The new Google search publishing feature that's been enabling US presidential candidates to post instantaneously to relevant search results will soon be available to businesses and celebrities.
For the past few weeks the feature has been available to US presidential candidates, allowing them to communicate in real time with the public through posts that appear in Google Search.
The posts appear on Search in the style of Google Now cards and allow campaigners to publish long-form text, images, and video under an approved account.
Candidates, such as Hillary Clinton and Donald Trump, get a badge with a blue tick over their image, and a menu of issues they're campaigning for. The expandable menu sits above a listing of candidate's profiles on Twitter, Facebook, Instagram, and YouTube.
At google.com/Posts, Google says the feature will soon be available to other "other prominent figures and organizations" but the company has already been trialling the feature with some businesses.
"Creating content is fast and simple, and once published, posts will appear instantly in search results related to the candidate.
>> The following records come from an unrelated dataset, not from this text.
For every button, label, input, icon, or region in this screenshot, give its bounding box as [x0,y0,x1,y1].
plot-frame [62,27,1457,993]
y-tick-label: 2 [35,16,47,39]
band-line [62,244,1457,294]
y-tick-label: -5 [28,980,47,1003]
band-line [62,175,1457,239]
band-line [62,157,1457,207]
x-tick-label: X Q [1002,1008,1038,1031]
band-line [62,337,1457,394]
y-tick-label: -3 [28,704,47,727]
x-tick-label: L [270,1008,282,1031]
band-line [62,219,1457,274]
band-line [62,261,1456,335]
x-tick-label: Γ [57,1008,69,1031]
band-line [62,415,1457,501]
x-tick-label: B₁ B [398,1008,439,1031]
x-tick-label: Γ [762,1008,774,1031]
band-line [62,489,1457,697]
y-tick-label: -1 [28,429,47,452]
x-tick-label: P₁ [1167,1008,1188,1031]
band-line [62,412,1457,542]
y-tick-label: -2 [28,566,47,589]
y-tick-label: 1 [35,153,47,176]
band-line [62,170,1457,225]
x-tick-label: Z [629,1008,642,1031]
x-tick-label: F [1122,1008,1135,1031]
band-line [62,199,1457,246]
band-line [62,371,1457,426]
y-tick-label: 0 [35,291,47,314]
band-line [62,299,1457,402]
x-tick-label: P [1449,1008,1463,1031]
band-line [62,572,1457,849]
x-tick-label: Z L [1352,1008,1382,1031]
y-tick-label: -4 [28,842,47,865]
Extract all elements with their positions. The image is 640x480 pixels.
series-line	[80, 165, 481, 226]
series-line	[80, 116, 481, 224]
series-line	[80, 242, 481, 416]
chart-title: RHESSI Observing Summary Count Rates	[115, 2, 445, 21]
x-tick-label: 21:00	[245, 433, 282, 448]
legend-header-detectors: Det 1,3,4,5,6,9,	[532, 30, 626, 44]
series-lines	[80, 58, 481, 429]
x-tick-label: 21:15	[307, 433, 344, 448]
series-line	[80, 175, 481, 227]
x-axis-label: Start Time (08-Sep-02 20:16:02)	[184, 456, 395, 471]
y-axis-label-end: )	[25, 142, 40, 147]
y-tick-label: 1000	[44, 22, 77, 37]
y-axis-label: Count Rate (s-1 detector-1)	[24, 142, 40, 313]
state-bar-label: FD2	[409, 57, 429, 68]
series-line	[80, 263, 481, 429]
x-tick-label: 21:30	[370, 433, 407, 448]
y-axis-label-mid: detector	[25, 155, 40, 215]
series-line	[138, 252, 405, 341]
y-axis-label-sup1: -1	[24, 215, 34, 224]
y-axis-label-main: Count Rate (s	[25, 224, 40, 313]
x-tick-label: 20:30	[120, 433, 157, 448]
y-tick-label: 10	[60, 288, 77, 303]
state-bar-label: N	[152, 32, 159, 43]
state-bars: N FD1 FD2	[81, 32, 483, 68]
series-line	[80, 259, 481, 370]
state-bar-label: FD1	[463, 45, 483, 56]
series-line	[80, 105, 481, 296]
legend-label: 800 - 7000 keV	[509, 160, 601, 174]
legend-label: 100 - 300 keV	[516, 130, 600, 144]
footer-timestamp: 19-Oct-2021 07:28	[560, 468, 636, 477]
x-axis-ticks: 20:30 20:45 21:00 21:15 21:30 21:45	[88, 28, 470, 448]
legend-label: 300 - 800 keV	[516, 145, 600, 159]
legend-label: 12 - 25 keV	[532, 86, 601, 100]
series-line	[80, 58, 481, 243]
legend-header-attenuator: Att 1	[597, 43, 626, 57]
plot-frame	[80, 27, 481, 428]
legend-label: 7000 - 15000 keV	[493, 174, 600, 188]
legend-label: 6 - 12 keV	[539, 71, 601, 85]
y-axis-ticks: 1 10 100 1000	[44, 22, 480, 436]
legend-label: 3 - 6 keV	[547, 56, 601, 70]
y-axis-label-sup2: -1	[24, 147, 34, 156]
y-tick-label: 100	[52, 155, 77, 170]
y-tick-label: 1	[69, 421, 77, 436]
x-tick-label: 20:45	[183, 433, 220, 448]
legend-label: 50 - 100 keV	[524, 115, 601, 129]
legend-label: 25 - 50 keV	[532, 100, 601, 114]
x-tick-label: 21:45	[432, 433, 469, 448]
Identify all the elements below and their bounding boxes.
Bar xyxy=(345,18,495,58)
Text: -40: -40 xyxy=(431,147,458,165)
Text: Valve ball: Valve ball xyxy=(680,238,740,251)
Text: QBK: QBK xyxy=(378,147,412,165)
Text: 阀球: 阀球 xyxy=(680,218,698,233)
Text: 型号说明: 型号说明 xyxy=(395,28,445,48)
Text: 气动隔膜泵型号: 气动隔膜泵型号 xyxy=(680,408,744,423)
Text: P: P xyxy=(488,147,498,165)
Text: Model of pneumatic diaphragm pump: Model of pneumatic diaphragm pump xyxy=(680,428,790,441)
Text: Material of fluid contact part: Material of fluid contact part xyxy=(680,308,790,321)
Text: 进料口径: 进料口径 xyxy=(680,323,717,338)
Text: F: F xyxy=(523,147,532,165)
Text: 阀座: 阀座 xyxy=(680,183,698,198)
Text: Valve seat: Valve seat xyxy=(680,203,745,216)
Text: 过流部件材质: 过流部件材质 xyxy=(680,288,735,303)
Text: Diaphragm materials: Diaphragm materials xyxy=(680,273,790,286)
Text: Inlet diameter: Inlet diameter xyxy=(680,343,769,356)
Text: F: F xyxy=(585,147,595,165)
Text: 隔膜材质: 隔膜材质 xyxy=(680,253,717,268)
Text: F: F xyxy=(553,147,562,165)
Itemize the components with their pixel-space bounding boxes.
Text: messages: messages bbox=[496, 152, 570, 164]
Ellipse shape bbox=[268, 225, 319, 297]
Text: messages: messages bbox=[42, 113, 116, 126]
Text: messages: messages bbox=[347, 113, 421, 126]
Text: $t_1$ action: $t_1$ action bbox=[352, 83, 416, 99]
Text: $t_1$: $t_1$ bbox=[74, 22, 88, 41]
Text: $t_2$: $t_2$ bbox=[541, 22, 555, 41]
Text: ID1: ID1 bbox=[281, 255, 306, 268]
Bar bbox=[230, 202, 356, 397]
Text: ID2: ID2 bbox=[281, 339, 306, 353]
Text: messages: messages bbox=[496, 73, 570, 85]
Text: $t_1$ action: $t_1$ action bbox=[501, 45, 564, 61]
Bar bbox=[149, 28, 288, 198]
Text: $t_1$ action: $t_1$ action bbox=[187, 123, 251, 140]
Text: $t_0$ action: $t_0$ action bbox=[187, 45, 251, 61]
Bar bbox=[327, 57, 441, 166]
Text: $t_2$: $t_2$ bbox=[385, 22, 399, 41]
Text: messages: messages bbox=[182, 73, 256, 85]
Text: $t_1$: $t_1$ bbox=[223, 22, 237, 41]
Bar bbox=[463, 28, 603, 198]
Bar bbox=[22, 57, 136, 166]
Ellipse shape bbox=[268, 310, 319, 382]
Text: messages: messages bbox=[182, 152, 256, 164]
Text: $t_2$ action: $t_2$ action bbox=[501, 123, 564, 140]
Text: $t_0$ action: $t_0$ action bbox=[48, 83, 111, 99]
Each post can also be shared on popular social networks, amplifying the message even further," Google explains.
As he noted, a key difference with Google+ is that profiles wouldn't appear in search results whereas these experimental posts do gain a prominent placing.
Also, unlike Google+, which encourages sharing inside the network, the new feature offers an option to share posts on Twitter, Facebook, Google+, or email. At present, there's no way for users to comment on posts or follow a particular account, leaving search as the main window to accounts.
Google confirmed to The Verge that it is trialling the new publishing feature but denied that it is called Google Posts.
Google describes the feature as an "experimental new podium" on Google for users to hear in real time from candidates when they're searching for them.
"In the future, we plan to make it available to other prominent figures and organizations. If you're interested, please join the waitlist," it notes.